Polls have been brutal on Trump’s handling of the epidemic. Joe Biden, the former vice-president and the presumptive Democratic nominee, leads the President by nearly nine points in the RealClearPolitics average of polls. Trump is also trailing Biden in the swing states that gave him the presidency in 2016.

Trump is trailing Biden in more than just the polls.He is in such a desperately bad situation politically that he been forced to walk back his earlier attempts to downplay the epidemic. Trump has had to embrace masks (or any facial covering) after mocking Biden for wearing them; and cancel the Republican convention that he had wanted so badly to showcase his first term. He will accept the nomination virtually, it seems, following Biden’s lead.His frustration with China has grown exponentially at the same time. He has attacked Beijing for letting the virus escape its borders. “So it’s a shame that it happened. It shouldn’t have happened. China should have stopped it,” he said Thursday, re-litigating his case against China.Trump ran his 2016 campaign for the White House on the promise of ending China’s rogue behaviour on trade, including currency manipulation. He set into motion a series of measures soon after coming into office that led to a full-fledged trade war between the world’s two largest economies shortly.

He pursued a trade deal even though it had become clear that China was not interested in conceding the main American asks, such as ending forced transfer of technology. He won a limited Phase 1 deal, but never got to the larger agreement that he had wanted to claim complete victory.

It is no longer a priority. “The trade deal means less to me now than it did when I made it,” Trump told reporters Thursday.

Trade ceded centre stage to Covid-19 as the main China issue when infections and fatalities began shooting around March. New York city and state soon replaced China’s Wuhan and Hubei province as the new epicentres of the raging pandemic, and Trump was left defending his shoddy handling of his administration’s first major crisis.Trump and his aides sought to deflect blame by putting it all on China, and soon US-China relations were in a precipitous downward spiral. This led to slew of sanctions, visa restrictions; and harsh remarks over the mistreatment of Uighur Muslims, restrictions in Hong Kong, and aggressive military postures in hot spots such as the South China Sea, and the disputed areas along its borders with India and Bhutan.Earlier this week, the Trump administration ordered the closure of the Chinese consulate in Houston, alleging it was being used as an intelligence-gathering hub.
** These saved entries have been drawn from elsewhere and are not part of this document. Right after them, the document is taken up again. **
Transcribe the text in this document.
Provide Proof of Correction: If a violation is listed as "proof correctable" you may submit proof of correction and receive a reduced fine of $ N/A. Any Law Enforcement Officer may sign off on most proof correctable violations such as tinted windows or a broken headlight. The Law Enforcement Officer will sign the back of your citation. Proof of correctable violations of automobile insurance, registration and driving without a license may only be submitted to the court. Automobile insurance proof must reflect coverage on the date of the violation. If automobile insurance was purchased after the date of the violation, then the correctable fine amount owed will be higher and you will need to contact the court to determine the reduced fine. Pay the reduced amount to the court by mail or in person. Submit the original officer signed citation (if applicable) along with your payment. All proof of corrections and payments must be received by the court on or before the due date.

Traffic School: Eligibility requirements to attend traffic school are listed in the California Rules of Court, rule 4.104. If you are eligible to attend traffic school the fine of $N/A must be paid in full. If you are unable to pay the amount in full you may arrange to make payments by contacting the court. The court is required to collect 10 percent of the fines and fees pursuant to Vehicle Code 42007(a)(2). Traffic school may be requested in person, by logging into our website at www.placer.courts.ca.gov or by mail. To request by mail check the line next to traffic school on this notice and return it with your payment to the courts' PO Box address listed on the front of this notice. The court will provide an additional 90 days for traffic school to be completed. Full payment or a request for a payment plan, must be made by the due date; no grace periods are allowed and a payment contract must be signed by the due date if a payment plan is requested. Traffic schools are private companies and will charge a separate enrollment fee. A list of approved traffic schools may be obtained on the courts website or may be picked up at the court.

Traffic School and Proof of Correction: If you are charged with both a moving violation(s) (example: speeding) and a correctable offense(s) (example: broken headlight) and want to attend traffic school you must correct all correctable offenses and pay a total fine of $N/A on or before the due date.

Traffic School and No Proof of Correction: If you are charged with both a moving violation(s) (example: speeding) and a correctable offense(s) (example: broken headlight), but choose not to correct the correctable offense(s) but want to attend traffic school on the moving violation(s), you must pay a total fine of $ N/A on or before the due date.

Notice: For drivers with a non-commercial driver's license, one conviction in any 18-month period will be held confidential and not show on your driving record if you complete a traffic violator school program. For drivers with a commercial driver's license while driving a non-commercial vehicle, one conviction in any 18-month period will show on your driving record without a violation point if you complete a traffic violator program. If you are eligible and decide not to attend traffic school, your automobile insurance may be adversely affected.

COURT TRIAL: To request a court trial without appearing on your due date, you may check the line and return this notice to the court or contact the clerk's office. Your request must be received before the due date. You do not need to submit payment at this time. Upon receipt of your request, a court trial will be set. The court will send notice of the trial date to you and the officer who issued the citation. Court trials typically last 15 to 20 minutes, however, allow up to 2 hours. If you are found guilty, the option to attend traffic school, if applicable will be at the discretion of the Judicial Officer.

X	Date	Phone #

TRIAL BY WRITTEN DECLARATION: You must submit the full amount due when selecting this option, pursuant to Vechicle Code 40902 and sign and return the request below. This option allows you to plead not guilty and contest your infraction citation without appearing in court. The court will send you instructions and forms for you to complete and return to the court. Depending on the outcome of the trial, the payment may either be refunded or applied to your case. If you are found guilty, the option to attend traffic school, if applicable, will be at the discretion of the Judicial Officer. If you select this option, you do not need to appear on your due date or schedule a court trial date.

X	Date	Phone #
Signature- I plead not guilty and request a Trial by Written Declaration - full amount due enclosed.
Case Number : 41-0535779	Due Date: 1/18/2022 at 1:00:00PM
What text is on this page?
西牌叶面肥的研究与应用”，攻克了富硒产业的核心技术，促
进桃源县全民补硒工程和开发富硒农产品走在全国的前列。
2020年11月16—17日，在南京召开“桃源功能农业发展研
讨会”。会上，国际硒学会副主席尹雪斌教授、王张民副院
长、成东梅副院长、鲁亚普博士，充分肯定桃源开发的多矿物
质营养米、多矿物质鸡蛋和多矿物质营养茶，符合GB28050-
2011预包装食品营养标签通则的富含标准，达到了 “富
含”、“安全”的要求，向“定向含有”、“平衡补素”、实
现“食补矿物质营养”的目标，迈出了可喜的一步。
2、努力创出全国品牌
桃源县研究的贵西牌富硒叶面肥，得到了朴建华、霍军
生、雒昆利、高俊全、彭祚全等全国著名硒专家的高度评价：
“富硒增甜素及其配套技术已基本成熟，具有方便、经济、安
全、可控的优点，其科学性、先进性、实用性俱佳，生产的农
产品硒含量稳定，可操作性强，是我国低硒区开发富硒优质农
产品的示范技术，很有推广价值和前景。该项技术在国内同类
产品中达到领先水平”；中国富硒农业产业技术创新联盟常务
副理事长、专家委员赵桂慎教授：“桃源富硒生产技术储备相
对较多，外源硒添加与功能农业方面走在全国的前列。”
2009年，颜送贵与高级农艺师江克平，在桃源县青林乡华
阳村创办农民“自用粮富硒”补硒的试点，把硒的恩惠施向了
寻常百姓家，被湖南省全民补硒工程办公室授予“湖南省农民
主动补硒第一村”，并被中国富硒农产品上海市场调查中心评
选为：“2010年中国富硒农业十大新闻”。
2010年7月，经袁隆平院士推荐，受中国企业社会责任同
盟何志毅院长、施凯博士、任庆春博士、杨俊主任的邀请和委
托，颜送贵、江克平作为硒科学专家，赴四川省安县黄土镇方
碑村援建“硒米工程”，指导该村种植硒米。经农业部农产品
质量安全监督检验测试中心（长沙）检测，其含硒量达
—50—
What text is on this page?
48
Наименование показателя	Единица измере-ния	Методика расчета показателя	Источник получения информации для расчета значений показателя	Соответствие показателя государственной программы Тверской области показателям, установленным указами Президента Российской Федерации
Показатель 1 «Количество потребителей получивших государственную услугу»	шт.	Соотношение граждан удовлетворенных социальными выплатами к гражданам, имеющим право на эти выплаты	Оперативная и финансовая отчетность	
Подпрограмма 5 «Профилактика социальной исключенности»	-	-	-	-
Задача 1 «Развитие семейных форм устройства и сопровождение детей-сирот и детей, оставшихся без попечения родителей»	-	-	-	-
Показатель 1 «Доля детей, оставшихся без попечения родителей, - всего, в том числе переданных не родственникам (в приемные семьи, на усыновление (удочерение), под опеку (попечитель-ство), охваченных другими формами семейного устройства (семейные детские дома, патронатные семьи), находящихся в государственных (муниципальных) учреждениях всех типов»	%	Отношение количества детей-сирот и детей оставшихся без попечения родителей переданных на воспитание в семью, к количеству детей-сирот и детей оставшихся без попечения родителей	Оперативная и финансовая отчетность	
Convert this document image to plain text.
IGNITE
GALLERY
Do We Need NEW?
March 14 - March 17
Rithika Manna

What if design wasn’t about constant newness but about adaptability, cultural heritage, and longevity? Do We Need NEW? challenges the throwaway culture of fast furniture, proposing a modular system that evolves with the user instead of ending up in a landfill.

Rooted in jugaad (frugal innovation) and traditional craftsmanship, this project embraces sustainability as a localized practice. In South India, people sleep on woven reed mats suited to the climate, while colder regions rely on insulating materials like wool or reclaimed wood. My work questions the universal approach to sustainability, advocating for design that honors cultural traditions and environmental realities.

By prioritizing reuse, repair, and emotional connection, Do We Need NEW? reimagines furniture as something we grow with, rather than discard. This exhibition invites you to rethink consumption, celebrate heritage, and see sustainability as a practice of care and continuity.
On Friday, China notified the US that it’s revoking the operating permit for the US consulate in Chengdu, according to a statement from Chinese foreign ministry.

On Thursday, secretary of state Pompeo signalled the end of the decades-old US policy of engaging China with the hope of changing it and its behaviour.

“The old paradigm of blind engagement with China has failed,” Pompeo said in a widely anticipated policy speech at a legacy California library run by the foundation of late President Richard Nixon, who re-established diplomatic ties with China and paved the way for its opening with a historic visit in 1972. “If the free world doesn’t change Communist China — [it] will surely change us,” Pompeo added, setting up his call for an international alliance of “like-minded” nations.

There is a need for “a new grouping of like-minded nations — a new alliance of democracies”, Pompeo said, without specifying which nations.

In a question-answer session following the speech, the secretary of state said these nations will have the backing of the US for sure. When asked if he was urging nations to pick between the US and China, in line with a choice the US presented to the world in the 1940s between itself and the USSR, Pompeo said the choice for them was between “freedom and tyranny”.